Writers, don’t live in the piles of your drafts! According to Pam Binder of the Pacific Northwest Writers Association, you only need keep digital drafts and perhaps a hardcopy of the latest version.
Remember to shred your old drafts, just to be safe.
Sorting documents, what to keep?
Most of what I had were old statements and were almost all shredded after I read through these articles.
Shred your documents
Since I can recycle shredded paper with residential garbage collection and I have a cross-cut shredder (strip-cut is not as secured), I decided to shred as I sort.
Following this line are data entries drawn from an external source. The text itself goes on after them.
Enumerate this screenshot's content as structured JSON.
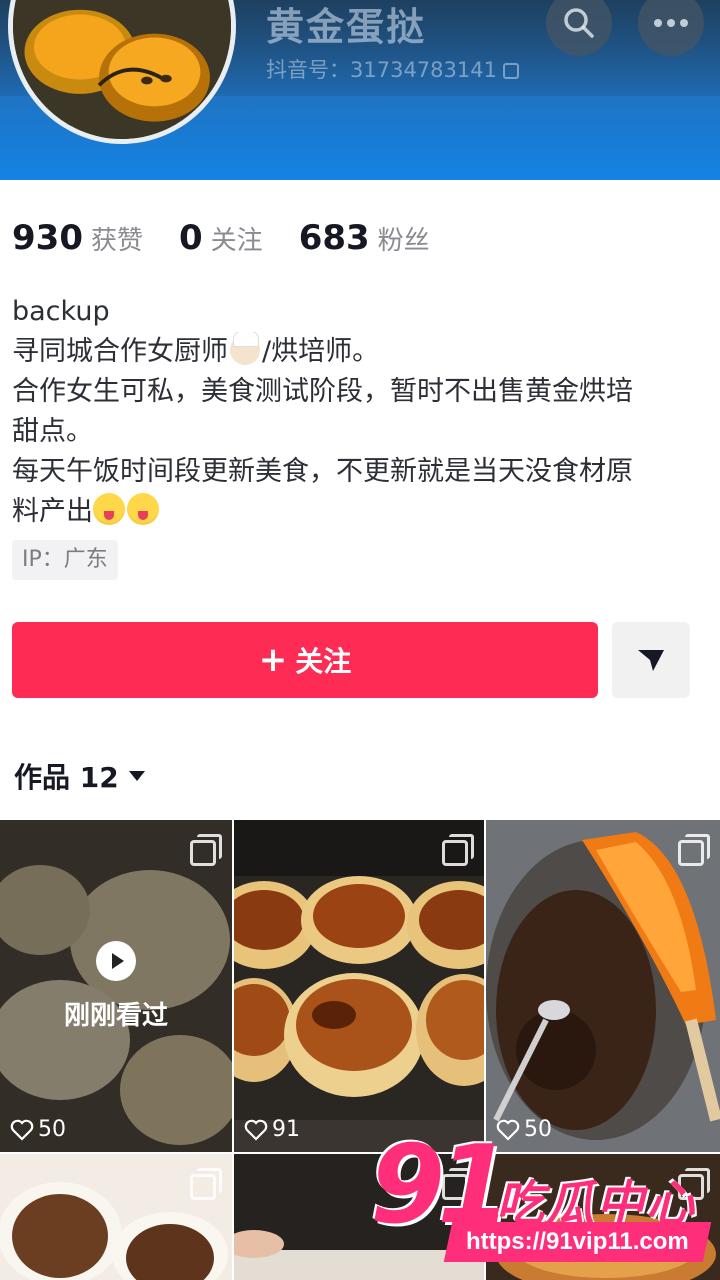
{
  "header": {
    "nickname": "黄金蛋挞",
    "douyin_id": "抖音号：31734783141",
    "search_icon": "search-icon",
    "more_icon": "more-icon"
  },
  "stats": [
    {
      "num": "930",
      "label": "获赞"
    },
    {
      "num": "0",
      "label": "关注"
    },
    {
      "num": "683",
      "label": "粉丝"
    }
  ],
  "bio": {
    "line1": "backup",
    "line2a": "寻同城合作女厨师",
    "line2b": "/烘培师。",
    "line3": "合作女生可私，美食测试阶段，暂时不出售黄金烘培",
    "line4": "甜点。",
    "line5": "每天午饭时间段更新美食，不更新就是当天没食材原",
    "line6": "料产出"
  },
  "ip": "IP：广东",
  "actions": {
    "follow_plus": "+",
    "follow_label": "关注",
    "more_icon": "triangle-share-icon"
  },
  "works": {
    "tab_label": "作品 12",
    "items": [
      {
        "likes": "50",
        "watched_label": "刚刚看过"
      },
      {
        "likes": "91"
      },
      {
        "likes": "50"
      },
      {},
      {},
      {}
    ]
  },
  "watermark": {
    "number": "91",
    "text": "吃瓜中心",
    "url": "https://91vip11.com"
  },
  "colors": {
    "follow_red": "#fe2c55",
    "header_blue": "#1383e4",
    "watermark_pink": "#ff2e7a"
  }
}
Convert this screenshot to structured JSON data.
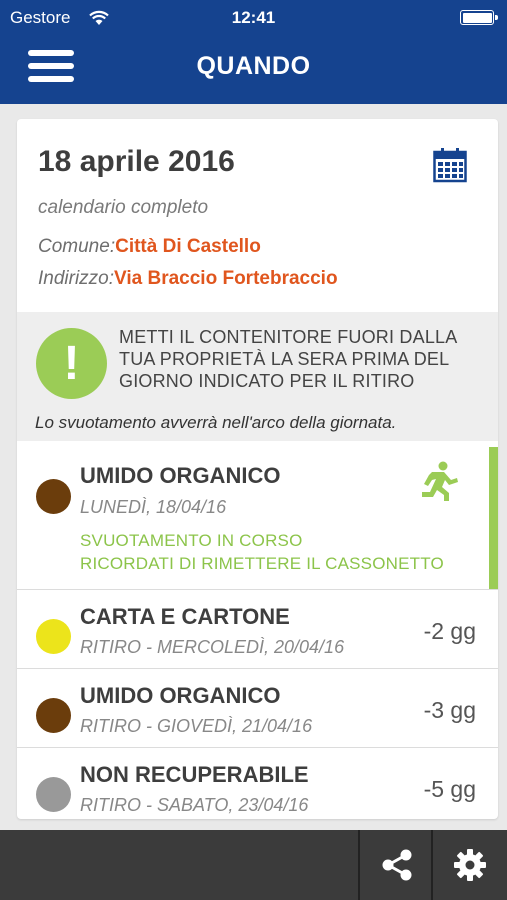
{
  "status_bar": {
    "carrier": "Gestore",
    "time": "12:41"
  },
  "nav": {
    "title": "QUANDO"
  },
  "header": {
    "date": "18 aprile 2016",
    "calendar_link": "calendario completo",
    "comune_label": "Comune:",
    "comune_value": "Città Di Castello",
    "indirizzo_label": "Indirizzo:",
    "indirizzo_value": "Via Braccio Fortebraccio"
  },
  "notice": {
    "badge": "!",
    "lines": [
      "METTI IL CONTENITORE FUORI DALLA",
      "TUA PROPRIETÀ LA SERA PRIMA DEL",
      "GIORNO INDICATO PER IL RITIRO"
    ],
    "subtext": "Lo svuotamento avverrà nell'arco della giornata."
  },
  "current_pickup": {
    "name": "UMIDO ORGANICO",
    "date": "LUNEDÌ, 18/04/16",
    "status_line_1": "SVUOTAMENTO IN CORSO",
    "status_line_2": "RICORDATI DI RIMETTERE IL CASSONETTO",
    "dot_color": "#6b3d0c",
    "icon": "running-man-icon"
  },
  "upcoming": [
    {
      "name": "CARTA E CARTONE",
      "date": "RITIRO - MERCOLEDÌ, 20/04/16",
      "days": "-2 gg",
      "dot_color": "#ece41b"
    },
    {
      "name": "UMIDO ORGANICO",
      "date": "RITIRO - GIOVEDÌ, 21/04/16",
      "days": "-3 gg",
      "dot_color": "#6b3d0c"
    },
    {
      "name": "NON RECUPERABILE",
      "date": "RITIRO - SABATO, 23/04/16",
      "days": "-5 gg",
      "dot_color": "#999999"
    }
  ],
  "toolbar": {
    "icons": [
      "share-icon",
      "settings-icon"
    ]
  },
  "colors": {
    "nav_bg": "#15438f",
    "accent_orange": "#e0561e",
    "accent_green": "#9bcc56",
    "toolbar_bg": "#3b3b3b"
  }
}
I tried to mix different types of documents when I shred, cautious or paranoid? Could be both, ha ha!
If you don’t have a shredder or you have a lot of confidential documents, look for free document shredding events in your area.
Learn the recycling rules
- Can you recycle shredded paper?
- How do they want it? Our collector asks us to put shredded paper into clear plastic bags. (I saved the dry cleaning protective covers from the “clothes on hanger” phase, tied the hanger ends and used it for hold the sheredded paper.)
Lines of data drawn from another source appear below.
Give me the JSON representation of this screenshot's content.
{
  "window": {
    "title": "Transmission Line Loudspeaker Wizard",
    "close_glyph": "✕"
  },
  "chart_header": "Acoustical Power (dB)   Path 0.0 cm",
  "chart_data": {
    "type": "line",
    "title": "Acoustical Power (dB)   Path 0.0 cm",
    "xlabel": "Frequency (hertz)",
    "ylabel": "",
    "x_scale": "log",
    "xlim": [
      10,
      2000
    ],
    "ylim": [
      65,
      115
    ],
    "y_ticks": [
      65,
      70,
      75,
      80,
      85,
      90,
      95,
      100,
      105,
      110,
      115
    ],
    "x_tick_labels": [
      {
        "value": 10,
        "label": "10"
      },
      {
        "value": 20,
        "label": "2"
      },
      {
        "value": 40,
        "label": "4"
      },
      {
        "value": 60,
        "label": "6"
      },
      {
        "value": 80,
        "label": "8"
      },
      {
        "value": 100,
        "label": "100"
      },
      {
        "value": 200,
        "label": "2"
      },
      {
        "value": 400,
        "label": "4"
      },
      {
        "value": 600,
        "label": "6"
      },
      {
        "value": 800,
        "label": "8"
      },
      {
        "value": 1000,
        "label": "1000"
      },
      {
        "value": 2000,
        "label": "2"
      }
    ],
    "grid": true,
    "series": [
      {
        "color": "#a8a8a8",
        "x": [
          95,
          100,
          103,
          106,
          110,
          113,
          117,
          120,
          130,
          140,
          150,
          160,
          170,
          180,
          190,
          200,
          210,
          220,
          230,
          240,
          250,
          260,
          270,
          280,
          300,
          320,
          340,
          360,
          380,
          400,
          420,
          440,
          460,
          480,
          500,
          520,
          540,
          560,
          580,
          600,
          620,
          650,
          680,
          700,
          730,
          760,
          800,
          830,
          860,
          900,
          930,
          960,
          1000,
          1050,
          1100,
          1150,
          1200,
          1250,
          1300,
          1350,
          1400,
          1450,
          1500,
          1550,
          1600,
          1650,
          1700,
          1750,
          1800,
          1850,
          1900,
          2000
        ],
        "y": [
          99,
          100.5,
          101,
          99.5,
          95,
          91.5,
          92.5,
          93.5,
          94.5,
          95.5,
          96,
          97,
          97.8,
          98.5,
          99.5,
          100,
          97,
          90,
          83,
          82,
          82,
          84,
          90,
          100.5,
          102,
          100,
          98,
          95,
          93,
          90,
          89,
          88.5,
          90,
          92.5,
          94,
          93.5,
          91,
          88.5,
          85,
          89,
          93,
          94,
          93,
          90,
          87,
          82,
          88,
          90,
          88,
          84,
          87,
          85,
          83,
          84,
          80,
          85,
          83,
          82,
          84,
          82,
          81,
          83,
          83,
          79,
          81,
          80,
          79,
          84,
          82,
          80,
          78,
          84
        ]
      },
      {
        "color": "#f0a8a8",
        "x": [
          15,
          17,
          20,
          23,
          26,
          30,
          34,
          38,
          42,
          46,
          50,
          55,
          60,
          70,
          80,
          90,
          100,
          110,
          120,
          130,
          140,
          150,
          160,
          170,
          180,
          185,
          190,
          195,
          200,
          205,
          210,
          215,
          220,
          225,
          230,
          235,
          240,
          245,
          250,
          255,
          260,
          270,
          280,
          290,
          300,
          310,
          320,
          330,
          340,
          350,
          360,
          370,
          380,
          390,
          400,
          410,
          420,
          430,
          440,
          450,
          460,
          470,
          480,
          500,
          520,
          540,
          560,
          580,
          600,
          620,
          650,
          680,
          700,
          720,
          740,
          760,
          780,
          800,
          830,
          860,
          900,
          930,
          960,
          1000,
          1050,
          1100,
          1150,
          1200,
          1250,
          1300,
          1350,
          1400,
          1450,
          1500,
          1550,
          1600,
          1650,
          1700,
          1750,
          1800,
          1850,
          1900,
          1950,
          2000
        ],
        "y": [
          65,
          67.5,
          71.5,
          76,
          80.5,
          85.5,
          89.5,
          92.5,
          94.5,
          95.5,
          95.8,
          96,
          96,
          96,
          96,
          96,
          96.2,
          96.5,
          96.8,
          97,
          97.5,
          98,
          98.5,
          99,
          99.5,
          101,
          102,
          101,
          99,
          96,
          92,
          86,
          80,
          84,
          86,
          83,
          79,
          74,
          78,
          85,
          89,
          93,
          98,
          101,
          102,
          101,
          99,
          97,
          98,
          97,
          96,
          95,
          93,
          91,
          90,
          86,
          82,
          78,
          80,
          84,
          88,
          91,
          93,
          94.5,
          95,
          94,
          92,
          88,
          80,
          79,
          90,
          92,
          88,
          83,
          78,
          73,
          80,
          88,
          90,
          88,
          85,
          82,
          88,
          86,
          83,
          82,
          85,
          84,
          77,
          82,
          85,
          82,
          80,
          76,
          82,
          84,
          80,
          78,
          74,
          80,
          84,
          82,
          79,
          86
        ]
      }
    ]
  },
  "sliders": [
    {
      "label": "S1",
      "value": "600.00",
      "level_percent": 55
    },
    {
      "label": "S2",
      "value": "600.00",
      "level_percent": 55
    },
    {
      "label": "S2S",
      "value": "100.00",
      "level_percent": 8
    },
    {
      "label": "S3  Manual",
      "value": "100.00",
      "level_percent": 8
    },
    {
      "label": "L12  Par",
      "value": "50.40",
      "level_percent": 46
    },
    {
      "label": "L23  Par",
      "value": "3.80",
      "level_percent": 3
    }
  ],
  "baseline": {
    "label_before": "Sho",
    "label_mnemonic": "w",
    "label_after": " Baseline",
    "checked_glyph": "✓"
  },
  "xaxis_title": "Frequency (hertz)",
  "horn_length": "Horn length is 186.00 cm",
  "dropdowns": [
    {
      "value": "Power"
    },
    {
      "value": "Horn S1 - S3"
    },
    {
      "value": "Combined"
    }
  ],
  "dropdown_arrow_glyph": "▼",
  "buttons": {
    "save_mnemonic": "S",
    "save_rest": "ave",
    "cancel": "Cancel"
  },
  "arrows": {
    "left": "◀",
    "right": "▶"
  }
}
- Can photo paper be recycled with regular paper? In our area, you can recycle photos but only if they are shredded.
On my first read of The Life-Changing Magic of Tidying Up, I realized my design career no longer sparked joy. And for the first time in many years, I stopped blaming clients for not letting me go because I was actually the one who couldn’t let go.
Little did I know, this revelation even helped me clean out my books, too.
Declutter, make money, donate
I found out many of my design/art books are worth pretty good money. So before you throw your books out, do the following:
- Check the trade-in values on Amazon.com
- Sell to local secondhand bookstores
- Donate to your local library (in our area, most branches sales book to raise funds)
- Recycle (hardcover books might not be accepted for residential pickups, check with your garbage company)
Combining the sales to Amazon traid-in and secondhand bookstores, I made almost $100. That is more joy for the rest of the KonMari process.
General (books for fun)
- Kept 0. Lucky for me, our library almost always has what I am looking for and more.
Practical (reference, cookbooks)
- Kept 2 for writing novels
- 2 dictionaries (Japanese, English idioms)
- 3 Adobe CS books (running an old version, so best to keep on hands)
- 1 Mac OS book (can’t search for answers if the Mac dies)
- 4 Computer language books (still running WordPress sites)
- A box of reference books for my next book/series, not in English, items not easily found here
- 1 baking book
Visual (photographic, art)
Design related books
- Since I finally decided to end my design career for good, I was able to let most of them go. It felt like I am telling myself and the Universe that I’ve declared my intention to move away from design and focus on writing
- Kept only what I love the most, patterns, graphics from old catalogs and products.
- Paper swatches and print samples. Be sure to remove metal bindings before recycling the paper. The metal binding might contain unknown combination of metals that can not be reversed into pure forms again.
I only had ones for graphic/web design, so I didn’t keep any but these are what I’ve tried.
- Sold on ebay before, expensive to ship because of the low price point. And it’s a lot of work to package them. Unless you do this for a living, it’s not worth the effort.
- Local secondhand bookstores didn’t want them
- Recycling them turned out to be the only option
All my books fit into one single shelf with space left over.
What do you do with all the clothes you don’t want to keep? Go through this in order so you can get the most of the your old things.
- Bring your best items to a local/church thrift shop first. If possible pick one that is all volunteers so all the money would go to the needy.
- For the not-so-good items (i.e. just good enough to go out in), go to places like Good Will or Value Village
- For cloth with holes and damages, recycle them. Check with your own garbage company if they recycle cloth.
- Look for a local recycle company that accepts textiles
- When all else fails Good Will seems to take cloth in any condition.
I just don’t have the hear to make other people sort through my old unmentionables, so I saved them to use with Folex, my favorite non-toxic carpet spot cleaner.